Rosenblum thereafter sued his former employer in SDNY, alleging that his discharge violated the Dodd-Frank Act’s anti-retaliation provision. In moving to dismiss Rosenblum’s lawsuit, Thomson contended that Rosenblum’s claim lacked legal merit because, according to Thomson, the Dodd-Frank Act does not protect employees who complain internally (as opposed to externally, i.e., to the SEC). In support of this argument, Thomson relied on the U.S. Court of Appeals for the Fifth Circuit’s holding in Asadi v. G.E. Energy (USA), L.L.C. At issue in Asadi was whether the Dodd-Frank Act’s anti-retaliation provision covers internal complaints, an analysis that required the Fifth Circuit to address an arguable conflict between the Act’s statutory definition of “whistleblower” and the scope of protected activity under the Act.
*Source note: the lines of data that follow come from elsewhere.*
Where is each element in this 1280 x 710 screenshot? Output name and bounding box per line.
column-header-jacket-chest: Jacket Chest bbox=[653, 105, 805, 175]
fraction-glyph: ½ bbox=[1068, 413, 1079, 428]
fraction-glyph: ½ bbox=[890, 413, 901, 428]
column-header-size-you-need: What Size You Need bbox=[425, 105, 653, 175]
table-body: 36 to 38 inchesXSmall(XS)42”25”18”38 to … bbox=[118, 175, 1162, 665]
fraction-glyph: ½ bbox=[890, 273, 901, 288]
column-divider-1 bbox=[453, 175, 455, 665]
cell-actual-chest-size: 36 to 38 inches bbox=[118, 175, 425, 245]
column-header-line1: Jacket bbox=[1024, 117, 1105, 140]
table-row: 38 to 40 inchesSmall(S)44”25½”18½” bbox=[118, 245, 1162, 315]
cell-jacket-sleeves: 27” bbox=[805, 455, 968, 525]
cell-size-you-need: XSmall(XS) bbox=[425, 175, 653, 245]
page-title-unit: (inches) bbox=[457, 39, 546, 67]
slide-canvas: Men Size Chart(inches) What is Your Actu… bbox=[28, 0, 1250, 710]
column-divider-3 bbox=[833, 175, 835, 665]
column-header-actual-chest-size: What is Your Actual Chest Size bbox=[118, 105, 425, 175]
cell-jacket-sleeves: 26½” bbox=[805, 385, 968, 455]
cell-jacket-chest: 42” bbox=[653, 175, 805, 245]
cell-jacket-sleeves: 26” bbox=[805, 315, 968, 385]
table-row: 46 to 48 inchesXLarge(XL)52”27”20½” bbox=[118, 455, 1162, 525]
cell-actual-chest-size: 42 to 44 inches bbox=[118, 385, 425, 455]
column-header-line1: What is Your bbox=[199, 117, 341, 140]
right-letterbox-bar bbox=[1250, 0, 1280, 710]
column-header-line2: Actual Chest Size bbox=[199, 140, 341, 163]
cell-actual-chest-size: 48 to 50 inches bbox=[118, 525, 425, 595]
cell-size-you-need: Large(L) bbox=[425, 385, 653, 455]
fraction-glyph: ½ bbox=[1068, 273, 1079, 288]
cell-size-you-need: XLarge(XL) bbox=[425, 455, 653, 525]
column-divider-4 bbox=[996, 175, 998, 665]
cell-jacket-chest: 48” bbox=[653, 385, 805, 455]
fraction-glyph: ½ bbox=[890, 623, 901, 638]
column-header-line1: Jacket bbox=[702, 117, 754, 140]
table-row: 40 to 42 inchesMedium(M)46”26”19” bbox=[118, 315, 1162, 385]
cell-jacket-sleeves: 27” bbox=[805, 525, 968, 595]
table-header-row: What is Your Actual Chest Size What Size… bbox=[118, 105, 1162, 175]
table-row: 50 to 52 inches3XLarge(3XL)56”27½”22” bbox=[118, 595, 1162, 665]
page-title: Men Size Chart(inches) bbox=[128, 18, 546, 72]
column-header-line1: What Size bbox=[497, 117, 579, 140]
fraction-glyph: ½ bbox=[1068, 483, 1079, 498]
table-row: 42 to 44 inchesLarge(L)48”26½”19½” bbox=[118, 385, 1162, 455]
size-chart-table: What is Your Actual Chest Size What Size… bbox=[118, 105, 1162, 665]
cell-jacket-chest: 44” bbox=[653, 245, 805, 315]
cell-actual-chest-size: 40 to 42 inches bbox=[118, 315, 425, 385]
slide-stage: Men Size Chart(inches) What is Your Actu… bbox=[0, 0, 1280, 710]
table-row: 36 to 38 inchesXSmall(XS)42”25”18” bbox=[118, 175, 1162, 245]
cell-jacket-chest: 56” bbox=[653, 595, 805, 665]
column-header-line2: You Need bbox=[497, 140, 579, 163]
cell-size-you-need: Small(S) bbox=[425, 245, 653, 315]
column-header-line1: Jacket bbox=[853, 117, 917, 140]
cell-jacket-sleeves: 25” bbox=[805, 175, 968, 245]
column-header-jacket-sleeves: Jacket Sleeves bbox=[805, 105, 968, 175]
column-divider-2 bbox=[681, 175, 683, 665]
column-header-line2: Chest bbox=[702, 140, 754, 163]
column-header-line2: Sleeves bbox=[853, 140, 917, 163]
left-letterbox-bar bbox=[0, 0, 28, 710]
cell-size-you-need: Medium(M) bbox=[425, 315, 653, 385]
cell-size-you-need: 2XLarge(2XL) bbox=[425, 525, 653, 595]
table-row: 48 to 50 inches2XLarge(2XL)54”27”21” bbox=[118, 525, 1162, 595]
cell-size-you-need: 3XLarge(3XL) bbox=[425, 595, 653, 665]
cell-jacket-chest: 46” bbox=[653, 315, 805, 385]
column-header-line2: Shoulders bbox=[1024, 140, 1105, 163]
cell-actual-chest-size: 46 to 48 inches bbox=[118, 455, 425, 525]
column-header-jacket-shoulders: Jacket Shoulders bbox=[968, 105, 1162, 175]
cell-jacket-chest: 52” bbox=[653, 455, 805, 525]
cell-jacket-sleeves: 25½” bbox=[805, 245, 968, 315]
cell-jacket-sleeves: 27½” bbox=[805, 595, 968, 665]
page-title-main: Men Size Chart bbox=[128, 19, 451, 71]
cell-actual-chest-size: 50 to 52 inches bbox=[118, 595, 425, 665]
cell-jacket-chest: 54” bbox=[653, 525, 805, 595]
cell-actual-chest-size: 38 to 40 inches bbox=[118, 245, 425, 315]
The Dodd-Frank Act defines “whistleblower” as “any individual who provides . . . information relating to a violation of the securities laws to the [SEC].” (Emphasis added). However, the Dodd-Frank Act’s whistleblower protection provision further provides that an employer cannot retaliate against a “whistleblower” who makes “disclosures that are required or protected under the Sarbanes-Oxley Act of 2002[.]” Because the Sarbanes-Oxley Act protects employees who complain internally about various forms of fraud, the Dodd-Frank Act’s definition of “whistleblower” – i.e., someone who complains externally to the SEC – arguably conflicts with the fact that the statute also protects employees who make disclosures protected under the Sarbanes-Oxley Act (i.e., internal disclosures to management).
In 2011, the Securities and Exchange Commission (“SEC”) resolved this conflict in favor of affording greater protection to whistleblowers. The SEC promulgated a formal rule stating that the Dodd-Frank Act’s whistleblower retaliation provision covers all reports of fraud that are also covered under the Sarbanes-Oxley Act’s whistleblower retaliation provision, including internal reports. Despite the existence of the SEC rule, the Fifth Circuit in Asadi determined that the Dodd-Frank Act’s “unambiguous” statutory language makes clear that the Act protects only employees complain externally to the SEC.
The SDNY court in Rosenblum rejected the Fifth Circuit’s reasoning and, like the SEC, found that the Dodd-Frank Act’s anti-retaliation provision protects employees who make internal complaints. In support of this holding, the Rosenblum court pointed to an earlier SDNY ruling (Murray v. UBS Securities, LLC,), where the court had similarly found that internal reports of fraud were protected under the Dodd-Frank Act’s whistleblower retaliation provision.
Given that the SDNY is the federal judicial district which encompasses all of Manhattan, the SDNY’s rejection of Asadi and continued commitment to protecting whistleblowers is a boon for the many securities and financial services whistleblowers working in the nation’s financial epicenter.